È quell’antropometria distinta che usiamo chiamare, ancora, identità.
Elisabetta Longo, Direttrice del Mabos
Rughe
Rughe sono come solchi tracciati da un contadino, come tracce lasciate al mondo. Rughe sono i percorsi che intraprendiamo ogni giorno, sono le impronte, i passi del viandante, una persona che sta, che transita o che resta in un luogo.
Rughe è una eredità immensa in un segno soltanto che appare su di un volto nel tempo che scorre, che si produce su un terreno esposto al vento, che si crea su una superficie attraversata da una crepa.
La ruga disegna un paesaggio interiore ed un paesaggio esteriore; noi li possiamo osservare, ammirare e…fotografare, soltanto qualcuno li può tradurre in storie.
Le rughe infatti sono il tempo che non distrugge ma imprime segni e questi segni si possono leggere…raccontano.
I bambini, per esempio, sono molto interessati alle rughe dei nonni, sanno senza che glie lo si dica, che rappresentano storie. Spesso, carezzando il viso degli anziani provano a seguire la ruga che corre sul volto e poi chiedono un racconto che non tarda ad arrivare.
La ricerca per immagini di Pino è come quel dito di bambino sul volto della nonna, ha impiegato tempo a percorrerlo. Anno dopo anno, stagione dopo stagione egli non ha mancato di "guardare" e di raccontare con lo sguardo, quelle storie ascoltate mille volte.
Così le immagini, il suo paesaggio interiore, risuonano di passi sul selciato, di giunchi sfregati tra le mani, degli zoccoli del mulo, dello sferruzzare degli uncinetti, dello sgranare del rosario nel silenzio della chiesa.
Un battere e levare del tempo che è come musica ed armonia. Quell'equilibrio che ricerchiamo sempre, quanto più lontani ci troviamo dalle nostre radici, e che alle radici riconduce.
Immagini e suoni intessono il racconto dove si trovano queste stesse tracce, solchi, rughe, impronte, percorsi.
Il più prezioso dei racconti è quella memoria indelebile, unico tesoro che si possa tenere come eredità assoluta che lega per sempre ad un luogo. Quella terra madre alla quale tornerai sempre e che ti resta di conservare come unico Patrimonio che valga.

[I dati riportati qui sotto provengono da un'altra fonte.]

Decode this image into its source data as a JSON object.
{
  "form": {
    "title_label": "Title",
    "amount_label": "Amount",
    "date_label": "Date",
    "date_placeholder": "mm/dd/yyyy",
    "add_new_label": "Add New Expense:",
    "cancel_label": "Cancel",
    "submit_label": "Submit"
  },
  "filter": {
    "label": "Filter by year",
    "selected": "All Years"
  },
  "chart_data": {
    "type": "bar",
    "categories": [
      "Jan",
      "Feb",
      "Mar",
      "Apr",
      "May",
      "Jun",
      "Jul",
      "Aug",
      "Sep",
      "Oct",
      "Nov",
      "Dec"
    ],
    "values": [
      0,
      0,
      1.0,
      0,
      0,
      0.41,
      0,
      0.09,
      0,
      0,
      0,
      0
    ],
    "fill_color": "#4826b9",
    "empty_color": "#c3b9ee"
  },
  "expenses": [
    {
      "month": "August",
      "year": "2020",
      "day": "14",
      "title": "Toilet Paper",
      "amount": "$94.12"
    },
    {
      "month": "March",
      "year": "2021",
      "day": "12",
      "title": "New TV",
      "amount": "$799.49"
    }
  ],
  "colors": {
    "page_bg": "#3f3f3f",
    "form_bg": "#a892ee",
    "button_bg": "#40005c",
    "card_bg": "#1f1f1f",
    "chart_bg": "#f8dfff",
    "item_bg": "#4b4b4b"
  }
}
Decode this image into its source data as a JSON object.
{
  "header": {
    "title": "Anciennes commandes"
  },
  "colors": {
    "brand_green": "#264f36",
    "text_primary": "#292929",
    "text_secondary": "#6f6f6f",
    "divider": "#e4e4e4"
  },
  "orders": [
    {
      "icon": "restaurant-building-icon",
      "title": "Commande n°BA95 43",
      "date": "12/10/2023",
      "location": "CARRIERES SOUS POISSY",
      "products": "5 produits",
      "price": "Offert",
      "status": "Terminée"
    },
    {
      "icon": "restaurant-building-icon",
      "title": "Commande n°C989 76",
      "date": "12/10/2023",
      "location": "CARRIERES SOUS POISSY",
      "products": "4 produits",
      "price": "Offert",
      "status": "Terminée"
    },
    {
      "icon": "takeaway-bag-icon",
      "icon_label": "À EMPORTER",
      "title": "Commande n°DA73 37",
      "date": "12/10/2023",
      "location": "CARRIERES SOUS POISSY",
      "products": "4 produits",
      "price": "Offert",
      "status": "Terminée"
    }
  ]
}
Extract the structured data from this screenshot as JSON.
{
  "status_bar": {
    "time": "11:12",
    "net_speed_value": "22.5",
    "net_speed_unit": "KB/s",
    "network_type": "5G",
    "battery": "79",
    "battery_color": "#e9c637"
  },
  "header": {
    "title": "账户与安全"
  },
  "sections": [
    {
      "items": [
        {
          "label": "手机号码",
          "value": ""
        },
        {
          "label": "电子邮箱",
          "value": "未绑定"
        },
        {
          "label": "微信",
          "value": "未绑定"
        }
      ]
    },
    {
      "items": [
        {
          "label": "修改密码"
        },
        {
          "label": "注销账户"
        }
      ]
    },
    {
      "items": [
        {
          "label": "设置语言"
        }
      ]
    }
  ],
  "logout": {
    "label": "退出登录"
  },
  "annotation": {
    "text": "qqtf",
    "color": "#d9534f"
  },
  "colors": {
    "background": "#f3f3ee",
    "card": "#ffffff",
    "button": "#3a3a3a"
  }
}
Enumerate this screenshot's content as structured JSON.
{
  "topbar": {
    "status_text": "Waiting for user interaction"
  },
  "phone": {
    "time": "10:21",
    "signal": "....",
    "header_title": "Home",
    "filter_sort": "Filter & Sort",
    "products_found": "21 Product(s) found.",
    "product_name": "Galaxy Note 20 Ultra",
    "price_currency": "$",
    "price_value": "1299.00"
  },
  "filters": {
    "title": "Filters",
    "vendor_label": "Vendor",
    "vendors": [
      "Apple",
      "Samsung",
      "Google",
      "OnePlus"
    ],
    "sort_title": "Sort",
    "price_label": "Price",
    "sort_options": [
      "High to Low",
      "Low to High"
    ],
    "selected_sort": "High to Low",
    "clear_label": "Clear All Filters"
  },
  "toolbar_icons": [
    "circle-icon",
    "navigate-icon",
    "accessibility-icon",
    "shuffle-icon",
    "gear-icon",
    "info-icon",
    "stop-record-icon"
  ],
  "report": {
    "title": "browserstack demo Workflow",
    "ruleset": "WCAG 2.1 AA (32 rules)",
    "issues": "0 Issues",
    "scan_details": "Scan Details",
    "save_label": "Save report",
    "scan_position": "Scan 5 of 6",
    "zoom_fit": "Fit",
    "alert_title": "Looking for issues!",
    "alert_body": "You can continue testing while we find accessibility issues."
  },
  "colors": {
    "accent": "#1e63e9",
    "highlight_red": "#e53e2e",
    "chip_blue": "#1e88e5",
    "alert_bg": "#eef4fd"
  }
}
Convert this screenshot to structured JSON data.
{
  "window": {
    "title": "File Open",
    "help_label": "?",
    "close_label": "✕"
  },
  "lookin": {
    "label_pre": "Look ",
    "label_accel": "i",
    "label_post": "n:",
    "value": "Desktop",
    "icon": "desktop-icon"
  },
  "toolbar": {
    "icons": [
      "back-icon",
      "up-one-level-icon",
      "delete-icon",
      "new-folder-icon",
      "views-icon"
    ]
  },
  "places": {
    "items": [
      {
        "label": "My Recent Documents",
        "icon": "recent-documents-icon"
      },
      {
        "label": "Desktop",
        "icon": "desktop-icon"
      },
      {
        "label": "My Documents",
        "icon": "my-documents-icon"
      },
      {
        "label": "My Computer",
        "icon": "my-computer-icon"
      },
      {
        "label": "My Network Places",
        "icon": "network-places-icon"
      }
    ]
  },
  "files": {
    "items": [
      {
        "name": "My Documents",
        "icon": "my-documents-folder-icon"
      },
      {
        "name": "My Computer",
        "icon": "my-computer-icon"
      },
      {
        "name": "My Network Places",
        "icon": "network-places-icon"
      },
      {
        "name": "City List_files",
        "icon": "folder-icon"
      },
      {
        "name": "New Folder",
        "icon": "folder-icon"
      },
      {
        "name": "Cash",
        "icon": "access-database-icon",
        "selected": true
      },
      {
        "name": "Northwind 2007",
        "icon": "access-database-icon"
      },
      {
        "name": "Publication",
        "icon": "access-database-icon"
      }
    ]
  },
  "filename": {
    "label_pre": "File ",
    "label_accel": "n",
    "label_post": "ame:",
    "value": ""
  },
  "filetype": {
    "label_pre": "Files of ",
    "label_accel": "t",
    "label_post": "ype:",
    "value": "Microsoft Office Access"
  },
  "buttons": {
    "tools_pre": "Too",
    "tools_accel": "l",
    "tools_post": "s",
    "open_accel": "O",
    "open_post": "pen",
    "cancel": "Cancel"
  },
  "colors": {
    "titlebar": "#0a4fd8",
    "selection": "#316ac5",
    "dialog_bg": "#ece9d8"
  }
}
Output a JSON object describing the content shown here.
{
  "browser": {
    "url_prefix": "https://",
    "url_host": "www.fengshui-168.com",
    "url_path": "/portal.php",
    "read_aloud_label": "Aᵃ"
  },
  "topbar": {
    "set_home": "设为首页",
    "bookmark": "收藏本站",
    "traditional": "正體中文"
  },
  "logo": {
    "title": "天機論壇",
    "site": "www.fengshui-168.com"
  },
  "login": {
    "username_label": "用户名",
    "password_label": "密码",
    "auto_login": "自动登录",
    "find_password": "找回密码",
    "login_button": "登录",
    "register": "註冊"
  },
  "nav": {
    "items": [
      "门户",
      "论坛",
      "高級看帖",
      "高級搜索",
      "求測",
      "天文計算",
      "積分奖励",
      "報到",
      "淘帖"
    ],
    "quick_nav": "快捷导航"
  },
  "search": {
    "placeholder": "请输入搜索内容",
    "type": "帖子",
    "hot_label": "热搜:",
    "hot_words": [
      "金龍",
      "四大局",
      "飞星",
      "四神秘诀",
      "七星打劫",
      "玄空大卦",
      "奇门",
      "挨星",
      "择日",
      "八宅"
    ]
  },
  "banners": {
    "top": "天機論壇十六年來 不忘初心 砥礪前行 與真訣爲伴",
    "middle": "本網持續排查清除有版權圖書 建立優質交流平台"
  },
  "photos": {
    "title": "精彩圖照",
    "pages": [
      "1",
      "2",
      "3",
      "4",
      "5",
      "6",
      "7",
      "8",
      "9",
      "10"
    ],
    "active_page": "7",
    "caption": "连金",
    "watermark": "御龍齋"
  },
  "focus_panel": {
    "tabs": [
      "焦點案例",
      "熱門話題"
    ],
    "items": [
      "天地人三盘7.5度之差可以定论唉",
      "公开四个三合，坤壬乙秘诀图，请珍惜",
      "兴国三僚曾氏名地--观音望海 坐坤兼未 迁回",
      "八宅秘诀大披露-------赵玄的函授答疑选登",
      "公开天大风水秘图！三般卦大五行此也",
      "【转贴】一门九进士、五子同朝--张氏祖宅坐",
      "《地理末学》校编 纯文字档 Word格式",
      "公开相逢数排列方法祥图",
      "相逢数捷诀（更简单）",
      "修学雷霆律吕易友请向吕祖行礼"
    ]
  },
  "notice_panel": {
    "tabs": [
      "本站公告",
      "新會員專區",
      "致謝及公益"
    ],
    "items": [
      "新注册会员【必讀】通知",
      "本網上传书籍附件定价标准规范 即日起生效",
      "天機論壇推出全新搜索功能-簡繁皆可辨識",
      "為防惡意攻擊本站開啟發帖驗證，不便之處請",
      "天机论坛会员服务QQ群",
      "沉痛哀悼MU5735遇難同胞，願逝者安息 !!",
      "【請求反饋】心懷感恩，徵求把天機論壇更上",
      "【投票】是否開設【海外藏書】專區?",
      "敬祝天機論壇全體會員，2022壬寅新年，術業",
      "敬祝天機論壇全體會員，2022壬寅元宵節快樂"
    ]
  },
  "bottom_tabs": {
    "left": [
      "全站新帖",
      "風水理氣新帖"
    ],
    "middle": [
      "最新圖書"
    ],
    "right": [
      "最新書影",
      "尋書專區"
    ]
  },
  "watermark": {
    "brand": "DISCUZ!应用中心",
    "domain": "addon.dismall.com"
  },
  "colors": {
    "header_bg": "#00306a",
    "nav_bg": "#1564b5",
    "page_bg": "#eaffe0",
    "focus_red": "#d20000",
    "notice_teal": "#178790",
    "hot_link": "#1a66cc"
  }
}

Il racconto è necessario ai figli, ai nipoti ai ragazzi insomma che a quella terra tornerebbero, per curiosità, impegno, appartenenza, per un intenso sentire o perché qualcuno gli ha indicato un solco…una ruga. E’ necessario come necessarie sono le immagini di Pino.
Ilaria Donati, archeologa
Rughe, memorie di una generazione
Parliamo di quelle persone nate nella prima metà del Novecento che, sopravvissute alle guerre e alle calamità naturali, hanno vissuto la loro età matura o giovinezza nel borgo tra gli anni '70 e '90. Questa generazione ha visto i propri figli e fratelli lasciare la casa per trasferirsi nella vicina Marina o emigrare nella lontana Australia. Sono loro i depositari della memoria di una comunità che si disperde, il collante che mantiene vive le radici delle nuove generazioni, preservando quell'identità che i nuovi luoghi tendono ad affievolire, a cancellare.
Per anni ho fotografato questa generazione tra le "rughe" del borgo, cercando di cogliere nei solchi dei loro volti la sapiente conoscenza che custodiscono. Mi trattenevo con loro, seduto al fresco del gradino davanti a casa, a parlare dei nonni e di quanto fosse bella la vita nel paese prima che la gente andasse a vivere altrove. Mi raccontavano storie di vita vissuta, con un sorriso che appianava i solchi nei loro volti.
Oggi tutto questo non accade più. Continuo a passeggiare tra le viuzze del paese con la mia macchina fotografica, ma le porte sono chiuse e non si sente più il vociare di una volta. Quella generazione non ritorna più dalla campagna all'alba e non si trattiene più a chiacchierare sui gradini del proprio rione. Devo a questa generazione il mio forte legame alla mia terra, per come hanno saputo fare di me un abitante del mondo con una forte identità radicata.
Questa generazione è un tesoro di memorie e saggezza, e attraverso le mie fotografie cerco di rendere omaggio al loro lascito, preservando la loro essenza e la storia della nostra comunità per le future generazioni.